Biraz daha sohbet ettik sonra o da gitti. Sıramda yalnız kaldım yine. Hocamız geldi çünkü. Bu muydu bize proje yapın diyen acaba?

Ortak ders değil mi bu? Bilmiyorumkine. Ama Yuta'nın geçtiği tek dersti sanırım.

Neyse.

Ders dinlemedim ben. Vurdum kafayı yattım. Beni proje yapcak olan arkadaşlar uyandırdı. Elime de biraz leblebi verdi. (Selin)

Ne alaka diyemeden okulun dışında gittiğimiz bir kafeye gittik. Sayuyom şimdi kim varsa.

Shua, Yonjun, Yeosang, Ryujin ve ben. Ekibe bak.

Neyse konuşuyorlar falan da ben hiç kafamı veremiyorum ya. Baya mal oldum.

"Arkadaşlar. Ben son zamanlarda biraz iyi değilim de. İzniniz olursa siz bana ne yapacağımı mail atın. Ben öyle size yardım edeyim." Dedim ve ice lattemin kalanını höpürdetip kalktım.

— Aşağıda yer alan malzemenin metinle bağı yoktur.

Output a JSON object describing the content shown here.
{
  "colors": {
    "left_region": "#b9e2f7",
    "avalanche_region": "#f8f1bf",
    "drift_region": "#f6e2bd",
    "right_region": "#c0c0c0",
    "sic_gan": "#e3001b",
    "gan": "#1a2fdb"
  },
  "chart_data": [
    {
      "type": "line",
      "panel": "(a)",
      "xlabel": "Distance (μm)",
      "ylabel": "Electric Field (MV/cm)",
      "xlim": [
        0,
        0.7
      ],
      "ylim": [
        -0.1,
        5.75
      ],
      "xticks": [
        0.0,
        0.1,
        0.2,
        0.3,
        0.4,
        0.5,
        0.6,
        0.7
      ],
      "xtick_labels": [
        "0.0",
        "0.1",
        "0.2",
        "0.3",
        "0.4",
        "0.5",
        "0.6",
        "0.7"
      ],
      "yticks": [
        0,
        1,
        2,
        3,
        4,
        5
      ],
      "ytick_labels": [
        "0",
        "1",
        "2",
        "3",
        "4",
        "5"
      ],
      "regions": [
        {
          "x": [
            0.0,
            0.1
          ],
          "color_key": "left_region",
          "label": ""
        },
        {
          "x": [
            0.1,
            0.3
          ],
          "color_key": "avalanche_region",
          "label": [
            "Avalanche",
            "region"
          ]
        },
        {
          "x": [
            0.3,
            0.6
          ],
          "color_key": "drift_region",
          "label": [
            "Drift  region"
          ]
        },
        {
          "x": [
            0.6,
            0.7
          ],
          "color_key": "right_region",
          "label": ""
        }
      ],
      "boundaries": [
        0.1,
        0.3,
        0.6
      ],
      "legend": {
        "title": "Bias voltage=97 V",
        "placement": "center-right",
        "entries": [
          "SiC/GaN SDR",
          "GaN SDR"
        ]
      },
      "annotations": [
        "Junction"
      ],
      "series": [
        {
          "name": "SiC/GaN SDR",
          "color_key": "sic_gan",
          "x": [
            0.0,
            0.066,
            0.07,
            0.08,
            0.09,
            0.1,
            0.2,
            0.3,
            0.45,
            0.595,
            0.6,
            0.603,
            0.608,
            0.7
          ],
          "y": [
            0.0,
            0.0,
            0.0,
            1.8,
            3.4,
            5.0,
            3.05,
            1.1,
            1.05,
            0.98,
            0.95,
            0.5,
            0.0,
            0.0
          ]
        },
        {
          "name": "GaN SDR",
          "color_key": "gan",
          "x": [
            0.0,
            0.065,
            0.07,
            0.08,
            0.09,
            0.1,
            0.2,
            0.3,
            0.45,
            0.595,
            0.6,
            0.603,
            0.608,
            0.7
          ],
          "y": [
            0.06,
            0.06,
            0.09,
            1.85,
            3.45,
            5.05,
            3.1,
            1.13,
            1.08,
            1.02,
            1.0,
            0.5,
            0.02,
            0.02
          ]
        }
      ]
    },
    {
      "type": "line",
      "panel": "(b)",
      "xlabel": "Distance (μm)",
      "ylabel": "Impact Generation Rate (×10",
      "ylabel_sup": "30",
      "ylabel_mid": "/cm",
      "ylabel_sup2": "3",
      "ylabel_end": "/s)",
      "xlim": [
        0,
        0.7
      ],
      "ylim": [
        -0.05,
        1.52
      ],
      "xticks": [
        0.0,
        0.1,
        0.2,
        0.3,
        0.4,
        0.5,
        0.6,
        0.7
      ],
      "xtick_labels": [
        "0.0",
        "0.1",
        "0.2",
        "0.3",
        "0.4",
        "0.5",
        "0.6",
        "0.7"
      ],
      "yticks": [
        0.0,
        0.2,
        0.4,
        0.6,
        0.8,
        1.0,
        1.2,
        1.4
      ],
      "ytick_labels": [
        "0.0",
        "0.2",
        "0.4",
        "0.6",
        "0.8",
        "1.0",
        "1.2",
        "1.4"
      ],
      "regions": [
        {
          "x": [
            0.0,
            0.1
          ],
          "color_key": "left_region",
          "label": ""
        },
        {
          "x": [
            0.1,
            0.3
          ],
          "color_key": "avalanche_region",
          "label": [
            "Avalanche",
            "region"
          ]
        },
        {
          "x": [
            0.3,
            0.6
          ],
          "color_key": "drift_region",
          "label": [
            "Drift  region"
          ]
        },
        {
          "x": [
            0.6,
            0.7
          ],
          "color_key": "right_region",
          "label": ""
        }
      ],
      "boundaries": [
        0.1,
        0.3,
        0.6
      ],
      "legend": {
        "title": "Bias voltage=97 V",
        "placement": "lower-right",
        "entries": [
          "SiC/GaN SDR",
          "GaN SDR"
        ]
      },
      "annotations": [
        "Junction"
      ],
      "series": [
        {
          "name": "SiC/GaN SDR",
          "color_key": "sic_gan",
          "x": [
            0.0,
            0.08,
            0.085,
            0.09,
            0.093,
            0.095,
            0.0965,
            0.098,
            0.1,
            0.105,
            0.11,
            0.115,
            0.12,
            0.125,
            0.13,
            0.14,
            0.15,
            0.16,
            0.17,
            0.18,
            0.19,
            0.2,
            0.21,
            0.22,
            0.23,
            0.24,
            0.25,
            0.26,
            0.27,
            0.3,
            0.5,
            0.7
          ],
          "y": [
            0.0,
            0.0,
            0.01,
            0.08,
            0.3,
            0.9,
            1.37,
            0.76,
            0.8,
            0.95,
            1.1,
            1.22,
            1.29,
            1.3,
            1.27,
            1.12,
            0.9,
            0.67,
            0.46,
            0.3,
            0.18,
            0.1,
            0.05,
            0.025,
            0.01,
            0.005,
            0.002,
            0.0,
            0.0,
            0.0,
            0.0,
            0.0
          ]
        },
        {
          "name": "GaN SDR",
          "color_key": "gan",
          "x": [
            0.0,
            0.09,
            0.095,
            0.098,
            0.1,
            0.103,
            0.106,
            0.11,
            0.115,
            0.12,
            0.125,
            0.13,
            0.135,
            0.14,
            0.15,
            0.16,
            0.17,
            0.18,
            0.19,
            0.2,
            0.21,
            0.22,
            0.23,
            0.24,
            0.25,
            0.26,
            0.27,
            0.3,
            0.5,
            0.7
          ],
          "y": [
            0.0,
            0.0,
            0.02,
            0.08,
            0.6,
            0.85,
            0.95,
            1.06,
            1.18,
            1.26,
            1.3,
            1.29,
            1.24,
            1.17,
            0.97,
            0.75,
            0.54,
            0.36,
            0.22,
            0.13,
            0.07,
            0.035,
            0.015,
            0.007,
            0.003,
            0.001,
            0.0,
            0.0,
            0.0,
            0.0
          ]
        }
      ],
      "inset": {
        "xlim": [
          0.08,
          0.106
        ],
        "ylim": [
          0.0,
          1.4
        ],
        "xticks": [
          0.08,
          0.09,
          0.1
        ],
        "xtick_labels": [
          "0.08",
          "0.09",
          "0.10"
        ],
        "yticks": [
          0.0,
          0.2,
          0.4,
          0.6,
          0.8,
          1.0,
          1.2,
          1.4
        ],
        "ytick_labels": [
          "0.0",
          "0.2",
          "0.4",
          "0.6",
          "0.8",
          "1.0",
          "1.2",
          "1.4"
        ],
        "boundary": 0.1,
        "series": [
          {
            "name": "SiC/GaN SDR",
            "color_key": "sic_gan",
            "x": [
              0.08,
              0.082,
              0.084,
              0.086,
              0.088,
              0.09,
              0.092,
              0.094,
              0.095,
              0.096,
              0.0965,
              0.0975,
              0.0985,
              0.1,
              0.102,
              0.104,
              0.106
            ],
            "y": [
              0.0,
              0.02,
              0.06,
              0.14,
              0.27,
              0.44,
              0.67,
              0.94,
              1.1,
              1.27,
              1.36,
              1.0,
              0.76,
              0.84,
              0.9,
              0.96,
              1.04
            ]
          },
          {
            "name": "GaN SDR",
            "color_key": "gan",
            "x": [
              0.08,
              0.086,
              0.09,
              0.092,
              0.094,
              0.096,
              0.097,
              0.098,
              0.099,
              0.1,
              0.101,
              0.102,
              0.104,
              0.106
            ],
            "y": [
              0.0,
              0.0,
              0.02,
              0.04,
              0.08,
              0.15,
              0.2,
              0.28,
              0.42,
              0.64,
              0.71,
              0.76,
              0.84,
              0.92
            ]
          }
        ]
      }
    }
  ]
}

"Peki." Dedi Yonjun iyi cocuk ya bu. Valla.

Kafeden çıktım. Evle arasında 10 km var. Yürümeye başladım. Tramvaya binicem ama tramvay durağı 1 km ötede. Buraya kadar ice latte içmeye geldim evet.

Tam karşından karşıya geçeceğim az daha motor çarpıyordu. Korkudan geri düştüm.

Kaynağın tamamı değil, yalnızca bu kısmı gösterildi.